Once more the five threw themselves down gasping among the bushes, reloaded their rifles and waited. In front of them was silence. The enemy there had melted away without a sound, and he too lay hidden, but from left and right the firing and the shouting came with undiminished violence. Henry, also, at the same time heard in all the terrible uproar the distant and low muttering of the thunder, like a menacing under-note, more awful than the firing itself. The smoke reached them where they lay. It was floating now all through the forest, and not only stung the nostrils of the defenders, but heated their brains and made them more anxious for the combat.
"We were just in time," said Shif'less Sol. "Ef Colonel Clark hadn't led a hundred or so o' us on the run to this place the warriors would hev been right in the middle o' the camp, smashin' us to pieces. How they fight!"

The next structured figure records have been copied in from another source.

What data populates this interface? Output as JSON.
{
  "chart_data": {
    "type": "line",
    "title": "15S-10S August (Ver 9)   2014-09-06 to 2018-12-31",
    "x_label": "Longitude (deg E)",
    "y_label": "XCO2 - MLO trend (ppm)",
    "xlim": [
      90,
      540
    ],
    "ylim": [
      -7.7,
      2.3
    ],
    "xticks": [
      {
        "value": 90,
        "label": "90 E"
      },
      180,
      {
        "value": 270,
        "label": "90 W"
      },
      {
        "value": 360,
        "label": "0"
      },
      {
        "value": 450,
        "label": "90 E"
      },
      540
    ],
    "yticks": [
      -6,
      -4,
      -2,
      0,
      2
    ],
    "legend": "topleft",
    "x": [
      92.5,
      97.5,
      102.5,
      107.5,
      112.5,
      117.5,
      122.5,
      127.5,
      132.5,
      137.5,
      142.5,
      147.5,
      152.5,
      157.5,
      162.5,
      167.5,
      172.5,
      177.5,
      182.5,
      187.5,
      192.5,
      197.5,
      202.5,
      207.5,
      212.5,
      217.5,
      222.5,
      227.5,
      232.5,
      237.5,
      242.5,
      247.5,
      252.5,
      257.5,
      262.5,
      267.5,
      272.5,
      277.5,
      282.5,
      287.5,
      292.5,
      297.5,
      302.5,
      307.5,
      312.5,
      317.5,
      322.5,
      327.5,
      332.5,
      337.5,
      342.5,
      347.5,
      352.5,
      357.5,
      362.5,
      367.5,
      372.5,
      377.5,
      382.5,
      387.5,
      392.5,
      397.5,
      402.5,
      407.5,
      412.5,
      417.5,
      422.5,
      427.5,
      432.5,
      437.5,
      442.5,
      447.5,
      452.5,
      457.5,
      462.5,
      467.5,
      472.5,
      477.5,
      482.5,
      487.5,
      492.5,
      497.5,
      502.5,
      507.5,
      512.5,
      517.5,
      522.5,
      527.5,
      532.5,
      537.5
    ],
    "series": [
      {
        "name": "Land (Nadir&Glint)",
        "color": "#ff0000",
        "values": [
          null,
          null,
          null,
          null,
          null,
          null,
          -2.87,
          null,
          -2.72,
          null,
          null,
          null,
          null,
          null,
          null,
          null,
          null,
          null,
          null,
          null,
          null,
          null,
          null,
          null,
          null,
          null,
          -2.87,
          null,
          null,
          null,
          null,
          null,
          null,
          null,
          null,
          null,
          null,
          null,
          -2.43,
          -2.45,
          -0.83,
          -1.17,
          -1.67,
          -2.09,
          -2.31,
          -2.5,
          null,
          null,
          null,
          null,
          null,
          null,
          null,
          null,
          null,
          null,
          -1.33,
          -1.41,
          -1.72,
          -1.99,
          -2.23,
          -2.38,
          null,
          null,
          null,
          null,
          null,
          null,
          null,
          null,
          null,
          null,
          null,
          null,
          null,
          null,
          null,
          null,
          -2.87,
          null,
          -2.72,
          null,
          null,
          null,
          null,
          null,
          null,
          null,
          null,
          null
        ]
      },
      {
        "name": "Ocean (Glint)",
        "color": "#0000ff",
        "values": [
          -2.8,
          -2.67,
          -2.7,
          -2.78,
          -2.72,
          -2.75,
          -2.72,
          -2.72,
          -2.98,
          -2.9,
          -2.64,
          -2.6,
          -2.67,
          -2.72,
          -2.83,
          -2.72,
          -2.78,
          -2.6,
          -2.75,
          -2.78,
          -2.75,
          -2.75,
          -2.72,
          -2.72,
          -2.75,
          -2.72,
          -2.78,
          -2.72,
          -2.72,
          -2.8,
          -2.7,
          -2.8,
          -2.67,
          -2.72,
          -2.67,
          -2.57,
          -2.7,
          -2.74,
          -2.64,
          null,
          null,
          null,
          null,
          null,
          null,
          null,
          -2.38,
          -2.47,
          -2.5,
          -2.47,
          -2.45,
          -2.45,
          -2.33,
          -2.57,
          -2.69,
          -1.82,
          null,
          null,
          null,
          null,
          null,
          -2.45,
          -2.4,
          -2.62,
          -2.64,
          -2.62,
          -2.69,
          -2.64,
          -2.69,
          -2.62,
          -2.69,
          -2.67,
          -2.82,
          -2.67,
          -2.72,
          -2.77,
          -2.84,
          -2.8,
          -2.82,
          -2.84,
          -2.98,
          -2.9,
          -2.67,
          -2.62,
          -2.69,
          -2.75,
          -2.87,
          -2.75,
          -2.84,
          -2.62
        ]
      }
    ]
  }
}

"Their chiefs think this army must be destroyed and they're risking everything," said Henry. "Girty must be here, too, urging them on, although he's not likely to expose his own body much."
"But he's a real gen'ral an' a pow'ful help to the Injuns," said Tom Ross.
Clark's summons came again. The sound on the flank indicated that the line was being driven in at another point to the eastward, and the "chosen hundred," as the shiftless one called them, were hurled against the assailants, who were here mostly Miamis and Delawares. The Indians were driven back in turn, and the circle again curved over the ground that the defenders had held in the beginning. Jim Hart and Tom Ross were wounded slightly, but they hid their scratches from the rest, and went on with their part. A third attack in force at a third point was repulsed in the same manner, but only after the most desperate fighting. Each side suffered a heavy loss, but the Indians, nevertheless, were repulsed and the defenders once again lay down among the bushes, their pulses beating fast.
Then ensued the fiery ring. The white circle was complete, but the Indians formed another and greater one facing it. The warriors no longer tried to rush the camp, but flat on their stomachs among the bushes they crept silently forward, and fired at every white man who exposed a head or an arm or a hand.
They seemed to have eyes that pierced the dark, and, knowing where the target lay, they had an advantage over the defenders who could not tell from what point the next shot would come.
It was a sort of warfare, annoying and dangerous in the extreme, and Clark became alarmed. It got upon the nerves of the men. They were compelled to lie there and await this foe who stung and stung. He sought eagerly by the flashes of lightning to discover where they clustered in the greatest numbers, but they hugged the earth so close that he saw nothing, even when the lightning was so vivid that it cast a blood red tinge over both trees and bushes. He called Boone, Henry, Thomas and others, the best of the scouts, to him.
"We must clear those Indians out of the woods," he said, "or they will pick away at us until nothing is left to pick at. A charge with our best men will drive them off. What do you say, Mr. Boone?"
Daniel Boone shook his head, and his face expressed strong disapproval.